I don't dose extra iron as feel there's more than enough in the chelated trace.


----------



## Big Jim (Jan 7, 2010)

shadow_cruiser said:


> I upgraded my lighting from 2.2 wpg to 4 wpg and all my red plants were a nice and deep colour, huge difference from before. Though, I had to up the CO2 and evidently had excessive growth. Too much to the point where I was throwing away maybe 2 pounds of plants or more every week.
> 
> I don't dose extra iron as feel there's more than enough in the chelated trace.


 Your lighting, what exactly are you using?
I don't dose too heavy on the iron but I do add a little


----------



## igor.kanshyn (Jan 14, 2010)

Big Jim said:


> I decided to add a desklamp as an experiment with a daylight bulb in it and spotlight the red plant. All the new growth was bright green which 24 hours later is starting to turn pink.

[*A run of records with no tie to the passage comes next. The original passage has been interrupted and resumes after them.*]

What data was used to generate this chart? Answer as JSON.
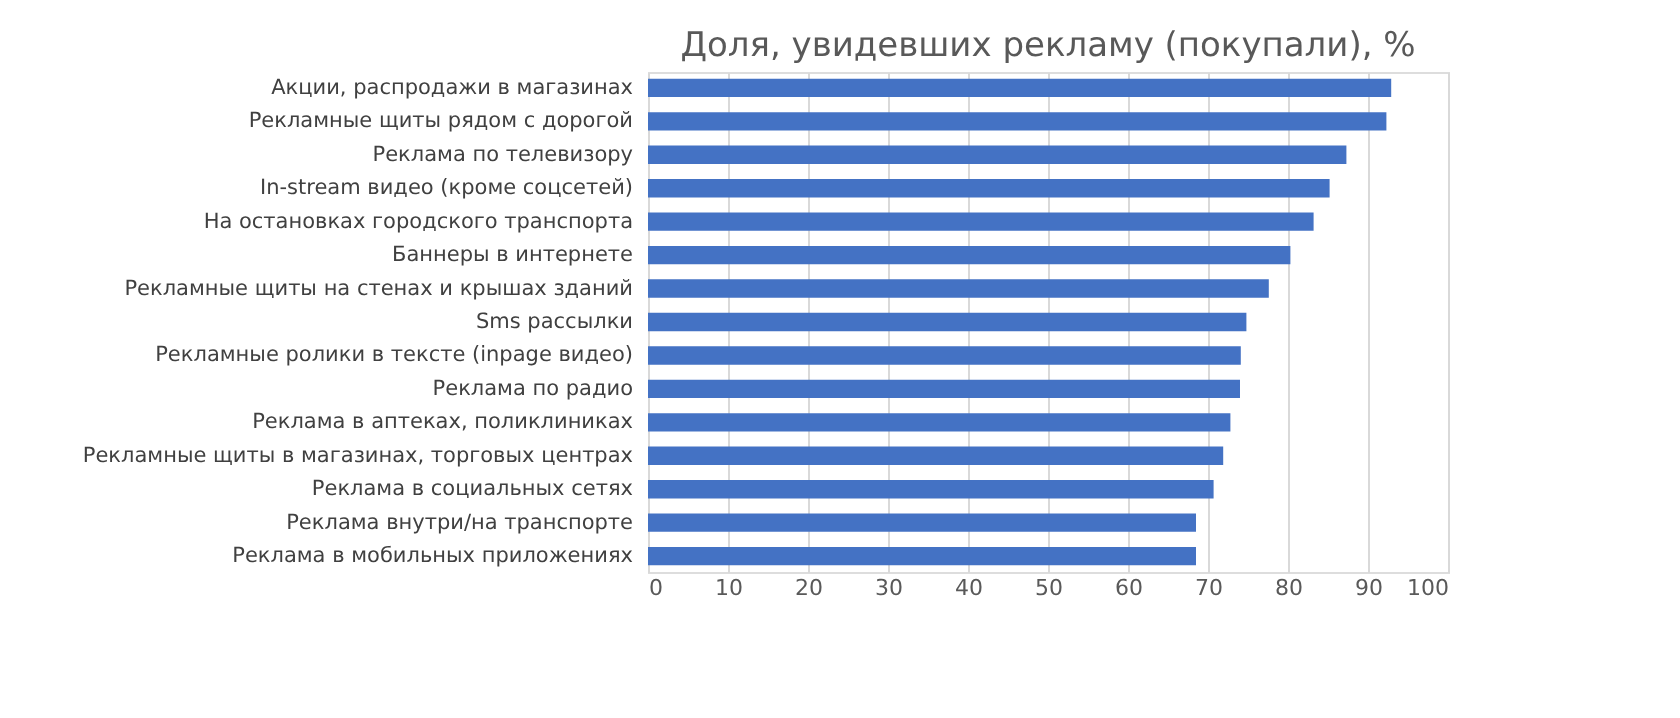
{
  "chart_data": {
    "type": "bar",
    "orientation": "horizontal",
    "title": "Доля, увидевших рекламу (покупали), %",
    "categories": [
      "Акции, распродажи в магазинах",
      "Рекламные щиты рядом с дорогой",
      "Реклама по телевизору",
      "In-stream видео (кроме соцсетей)",
      "На остановках городского транспорта",
      "Баннеры в интернете",
      "Рекламные щиты на стенах и крышах зданий",
      "Sms рассылки",
      "Рекламные ролики в тексте (inpage видео)",
      "Реклама по радио",
      "Реклама в аптеках, поликлиниках",
      "Рекламные щиты в магазинах, торговых центрах",
      "Реклама в социальных сетях",
      "Реклама внутри/на транспорте",
      "Реклама в мобильных приложениях"
    ],
    "values": [
      92.9,
      92.3,
      87.3,
      85.2,
      83.2,
      80.3,
      77.6,
      74.8,
      74.1,
      74.0,
      72.8,
      71.9,
      70.7,
      68.5,
      68.5
    ],
    "color": "#4472c4",
    "xlim": [
      0,
      100
    ],
    "xticks": [
      0,
      10,
      20,
      30,
      40,
      50,
      60,
      70,
      80,
      90,
      100
    ],
    "grid": "x"
  }
}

If this supplement works I may need to rethink my lighting as its not as pleasing to look at a desklamp on top of my tank. Haha.


How is experiment going on?


----------



## Big Jim (Jan 7, 2010)

igor.kanshyn said:


> How is experiment going on?


It worked turning the plant slowly red, but the area that extra light was in added algae to the same section on the front glass. So in the middle of my tank is slightly cloudy looking. But someone I know is upgrading their lighting and I can buy their fixture and bump up my lighting. Should fix the lack of red colour soon.


----------



## Greg_o (Mar 4, 2010)

Big Jim said:


> someone I know is upgrading their lighting and I can buy their fixture


Just tracked the new lighting and it has arrived - in Mexico.

Hope you're not in too much of a rush, sounds like I'll be waiting awhile for this shipment..


----------



## Big Jim (Jan 7, 2010)

Greg_o said:


> Just tracked the new lighting and it has arrived - in Mexico.
> 
> Hope you're not in too much of a rush, sounds like I'll be waiting awhile for this shipment..


No problem. When ever it gets there.


----------